Skeptisch äußerte sich auch die Gewerkschaft Erziehung und Wissenschaft (GEW): "Computerspiele wie 'Counterstrike' sind verabscheuungswürdig. Aber wer glaubt, mit einem Verbot alle Probleme lösen zu können, liegt falsch", sagte der GEW-Vorsitzende Ulrich Thöne der Berliner Zeitung. Er kritisierte die geringe Zahl von Psychologen an Schulen. Auch der Berliner Innensenator Ehrhart Körting macht sich für eine Stärkung der Selbstkontrolle in der Computerspielbranche und in den Medien stark.

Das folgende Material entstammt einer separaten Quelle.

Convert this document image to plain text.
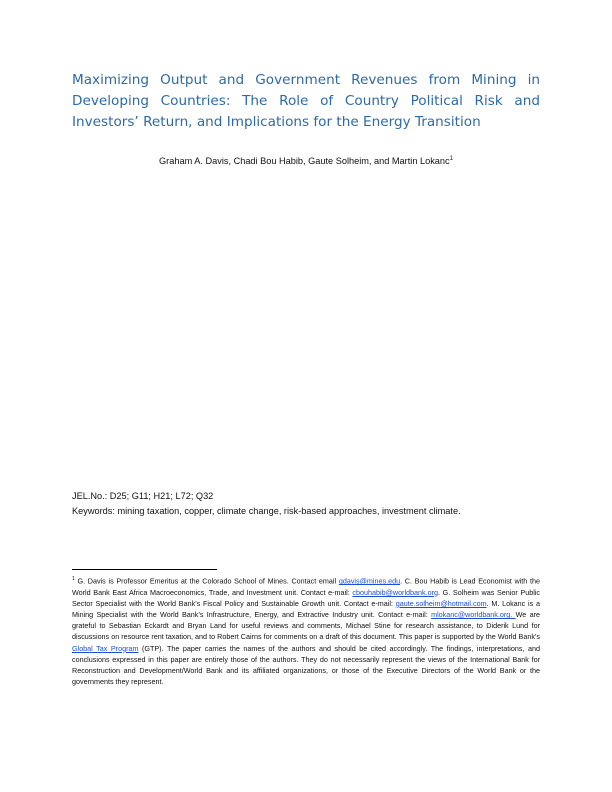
Maximizing Output and Government Revenues from Mining in Developing Countries: The Role of Country Political Risk and Investors’ Return, and Implications for the Energy Transition
Graham A. Davis, Chadi Bou Habib, Gaute Solheim, and Martin Lokanc$^1$
JEL.No.: D25; G11; H21; L72; Q32
Keywords: mining taxation, copper, climate change, risk-based approaches, investment climate.

$^1$ G. Davis is Professor Emeritus at the Colorado School of Mines. Contact email gdavis@mines.edu. C. Bou Habib is Lead Economist with the World Bank East Africa Macroeconomics, Trade, and Investment unit. Contact e-mail: cbouhabib@worldbank.org. G. Solheim was Senior Public Sector Specialist with the World Bank’s Fiscal Policy and Sustainable Growth unit. Contact e-mail: gaute.solheim@hotmail.com. M. Lokanc is a Mining Specialist with the World Bank’s Infrastructure, Energy, and Extractive Industry unit. Contact e-mail: mlokanc@worldbank.org. We are grateful to Sebastian Eckardt and Bryan Land for useful reviews and comments, Michael Stine for research assistance, to Diderik Lund for discussions on resource rent taxation, and to Robert Cairns for comments on a draft of this document. This paper is supported by the World Bank’s Global Tax Program (GTP). The paper carries the names of the authors and should be cited accordingly. The findings, interpretations, and conclusions expressed in this paper are entirely those of the authors. They do not necessarily represent the views of the International Bank for Reconstruction and Development/World Bank and its affiliated organizations, or those of the Executive Directors of the World Bank or the governments they represent.
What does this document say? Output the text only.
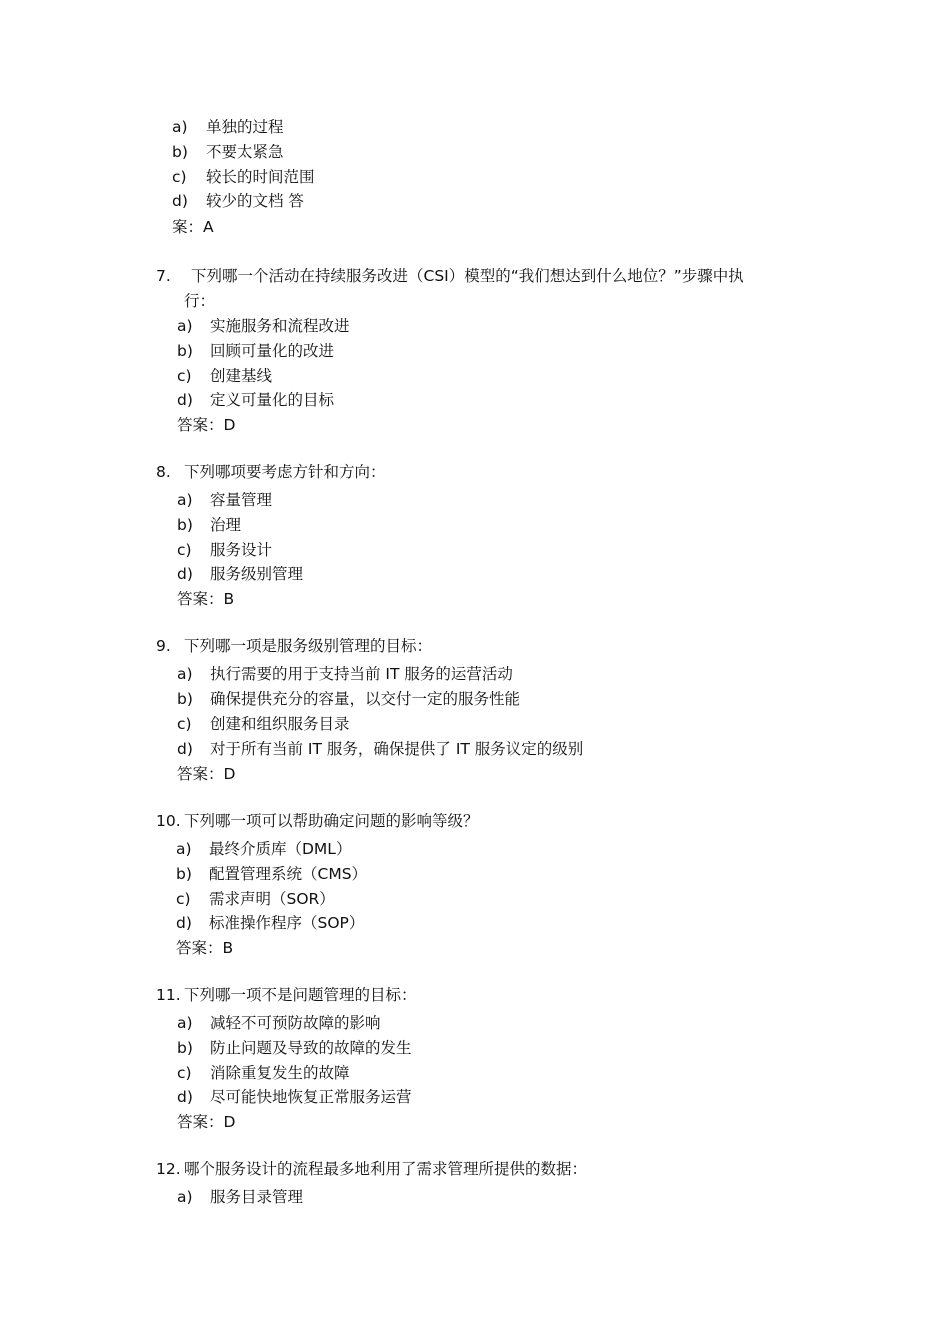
a) 单独的过程
b) 不要太紧急
c) 较长的时间范围
d) 较少的文档 答
案：A
7. 下列哪一个活动在持续服务改进（CSI）模型的“我们想达到什么地位？”步骤中执
行：
a) 实施服务和流程改进
b) 回顾可量化的改进
c) 创建基线
d) 定义可量化的目标
答案：D
8. 下列哪项要考虑方针和方向：
a) 容量管理
b) 治理
c) 服务设计
d) 服务级别管理
答案：B
9. 下列哪一项是服务级别管理的目标：
a) 执行需要的用于支持当前 IT 服务的运营活动
b) 确保提供充分的容量，以交付一定的服务性能
c) 创建和组织服务目录
d) 对于所有当前 IT 服务，确保提供了 IT 服务议定的级别
答案：D
10. 下列哪一项可以帮助确定问题的影响等级？
a) 最终介质库（DML）
b) 配置管理系统（CMS）
c) 需求声明（SOR）
d) 标准操作程序（SOP）
答案：B
11. 下列哪一项不是问题管理的目标：
a) 减轻不可预防故障的影响
b) 防止问题及导致的故障的发生
c) 消除重复发生的故障
d) 尽可能快地恢复正常服务运营
答案：D
12. 哪个服务设计的流程最多地利用了需求管理所提供的数据：
a) 服务目录管理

Das sollte nicht nur so genannte Killerspiele, sondern auch Gewalt verherrlichende Filme einschließen, sagte der SPD-Politiker der dpa. Eine gesetzliche Regelung könne das Problem vielleicht in Deutschland lösen. Aber so lange auch "graue Importe" aus anderen Staaten zu bekommen seien, komme man mit Verboten nicht weit. Der nordrhein-westfälische Familienminister Armin Laschet (CDU) wandte sich ebenfalls erneut gegen weitere gesetzliche Einschränkungen der Spielenutzung.
Siehe zu dem Thema auch:
- Kritik an "naiver Scheindebatte" um das Verbot von "Killerspielen"
- Niedersachsens Innenminister startet Bundesratsinitiative gegen "Killerspiele"
- Neue Forderungen nach Verbot von "Killerspielen"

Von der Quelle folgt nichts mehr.